At his third solo show in Kisterem, Ádám Albert presents works which are novel in the artist’s
practice in terms of their central motifs as well as their use of materials. Although he has
created works before related to the depiction of the human body as a pillar of artistic training,
his larger projects were usually based on topics dealing with economic, political ideas and on
themes of modernity. In comparison, Albert’s newest works – hand blown glass objects and
their carriers – create a world of fictitious anatomy. The creation of the group of objects which
evokes an ethos of intimacy and corporeality began last December, in light of which the way
certain elements of the exhibition can be associated to pathogens that have defined the
recent months is especially eerie.
The nightstand beside hospital beds is beyond doubt a special piece of furniture. This stand,
or rather table, together with what is stored on it represents the changed necessities of the
patient’s life: things that do not have room on the table do not exist. However, this “table”
hardly gets associated with such basic hospital experiences like the coldness of tiles, the
flatness of the colors white and green, or the voice of the infusion pole rolling out to the
corridor. The nightstands that fill hospital rooms are the manifestations of the effort of the
patients, their relatives, and the nurses as they try to reconstruct pieces of the real, outside
world in the reduced living space of the hospital: food, books, pocket radios or toilet paper
are put beside the patients’ heads. This is how the nightstand becomes a micro universe, a
personal object in hospital environment.
This clean, objectified intimacy manifests itself in Ádám Albert’s most recent works in which
he visualizes sensations and motives connected to sickness and recovery and puts them in
peculiar contexts. Both the material and the design of the group of objects discuss the
vulnerability of the human body through the invisibility of sickness: this is how glass becomes
a key motive in the exhibition, either in colored or in its original state. Albert already
experienced with traditional craftsman techniques in a number of his previous works, and this
time he chose glass-blowing that unintentionally associates the fragility of glass to the fragile
nature of human body. Similarly, the objects made of metal, tiles and glass remind us of the
nightstand or the infusion poles. The glass objects in the shape of neurons or different
abstracted, fictionalized organs also reminds us how uncertain our knowledge about our
bodies’ operations are, how we try to make it intelligible with the help of metaphors.

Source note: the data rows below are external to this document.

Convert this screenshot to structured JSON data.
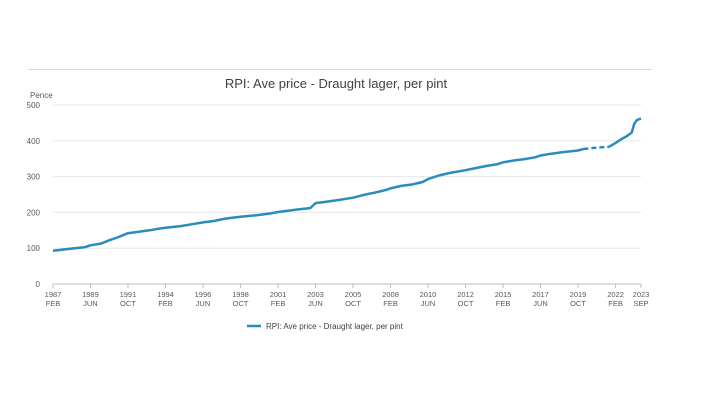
{
  "chart_data": {
    "type": "line",
    "title": "RPI: Ave price - Draught lager, per pint",
    "ylabel": "Pence",
    "xlabel": "",
    "ylim": [
      0,
      500
    ],
    "yticks": [
      0,
      100,
      200,
      300,
      400,
      500
    ],
    "grid": true,
    "legend_position": "bottom",
    "line_color": "#2a8bbd",
    "xticks": [
      {
        "date": "1987-02",
        "year": "1987",
        "month": "FEB"
      },
      {
        "date": "1989-06",
        "year": "1989",
        "month": "JUN"
      },
      {
        "date": "1991-10",
        "year": "1991",
        "month": "OCT"
      },
      {
        "date": "1994-02",
        "year": "1994",
        "month": "FEB"
      },
      {
        "date": "1996-06",
        "year": "1996",
        "month": "JUN"
      },
      {
        "date": "1998-10",
        "year": "1998",
        "month": "OCT"
      },
      {
        "date": "2001-02",
        "year": "2001",
        "month": "FEB"
      },
      {
        "date": "2003-06",
        "year": "2003",
        "month": "JUN"
      },
      {
        "date": "2005-10",
        "year": "2005",
        "month": "OCT"
      },
      {
        "date": "2008-02",
        "year": "2008",
        "month": "FEB"
      },
      {
        "date": "2010-06",
        "year": "2010",
        "month": "JUN"
      },
      {
        "date": "2012-10",
        "year": "2012",
        "month": "OCT"
      },
      {
        "date": "2015-02",
        "year": "2015",
        "month": "FEB"
      },
      {
        "date": "2017-06",
        "year": "2017",
        "month": "JUN"
      },
      {
        "date": "2019-10",
        "year": "2019",
        "month": "OCT"
      },
      {
        "date": "2022-02",
        "year": "2022",
        "month": "FEB"
      },
      {
        "date": "2023-09",
        "year": "2023",
        "month": "SEP"
      }
    ],
    "series": [
      {
        "name": "RPI: Ave price - Draught lager, per pint",
        "segments": [
          {
            "style": "solid",
            "x": [
              "1987-02",
              "1988-02",
              "1989-02",
              "1989-06",
              "1990-02",
              "1990-08",
              "1991-02",
              "1991-10",
              "1992-06",
              "1993-02",
              "1993-10",
              "1994-02",
              "1995-02",
              "1995-10",
              "1996-06",
              "1997-02",
              "1997-10",
              "1998-10",
              "1999-10",
              "2000-08",
              "2001-02",
              "2001-10",
              "2002-06",
              "2003-02",
              "2003-06",
              "2004-02",
              "2004-10",
              "2005-10",
              "2006-06",
              "2007-02",
              "2007-10",
              "2008-02",
              "2008-10",
              "2009-06",
              "2010-02",
              "2010-06",
              "2011-02",
              "2011-10",
              "2012-10",
              "2013-06",
              "2014-02",
              "2014-10",
              "2015-02",
              "2015-10",
              "2016-06",
              "2017-02",
              "2017-06",
              "2018-02",
              "2018-10",
              "2019-10",
              "2020-02"
            ],
            "y": [
              93,
              98,
              103,
              108,
              113,
              122,
              130,
              142,
              146,
              150,
              155,
              157,
              162,
              167,
              172,
              176,
              182,
              188,
              192,
              197,
              201,
              205,
              209,
              212,
              226,
              230,
              234,
              241,
              249,
              255,
              262,
              267,
              274,
              278,
              285,
              293,
              303,
              310,
              318,
              324,
              330,
              335,
              340,
              345,
              349,
              354,
              359,
              364,
              368,
              373,
              377
            ]
          },
          {
            "style": "dashed",
            "x": [
              "2020-02",
              "2020-09",
              "2021-04",
              "2021-09"
            ],
            "y": [
              377,
              380,
              382,
              383
            ]
          },
          {
            "style": "solid",
            "x": [
              "2021-09",
              "2022-02",
              "2022-06",
              "2022-10",
              "2023-02",
              "2023-04",
              "2023-06",
              "2023-09"
            ],
            "y": [
              383,
              394,
              404,
              412,
              423,
              448,
              458,
              462
            ]
          }
        ]
      }
    ]
  }
}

The pain of the individual is the pain of the mourner as well: the sense of absence and
emptiness creates a clean, lean interior, and at the same time it is Albert’s most personal
exhibition to this day. This can be connected to the artist’s loss of his father that materializes
in other objects with almost symbolic significance. The wooden trough, strongly connected to
the pictures of birth and growing up, is exhibited in putrefied form, held together by a piece of
iron, including one of the colored glass objects. The two metal-glass constructions found in
the second room, resembling a kind of a discussion, surround a putrefied tree branch that
comes from the garden of Albert’s family in Veszprém. Meanwhile, the varied neuron glass
shapes put on black tiles, practically creating a network, – although created well before the
pandemic – still expand the context of the exhibition to the changed daily life of the last few
months. The fear of the unknown, the irrationality of the virus, the danger of infection get
reevaluated this way in a highly personal but wider social context in which the main question
is the way how pain can be materialized.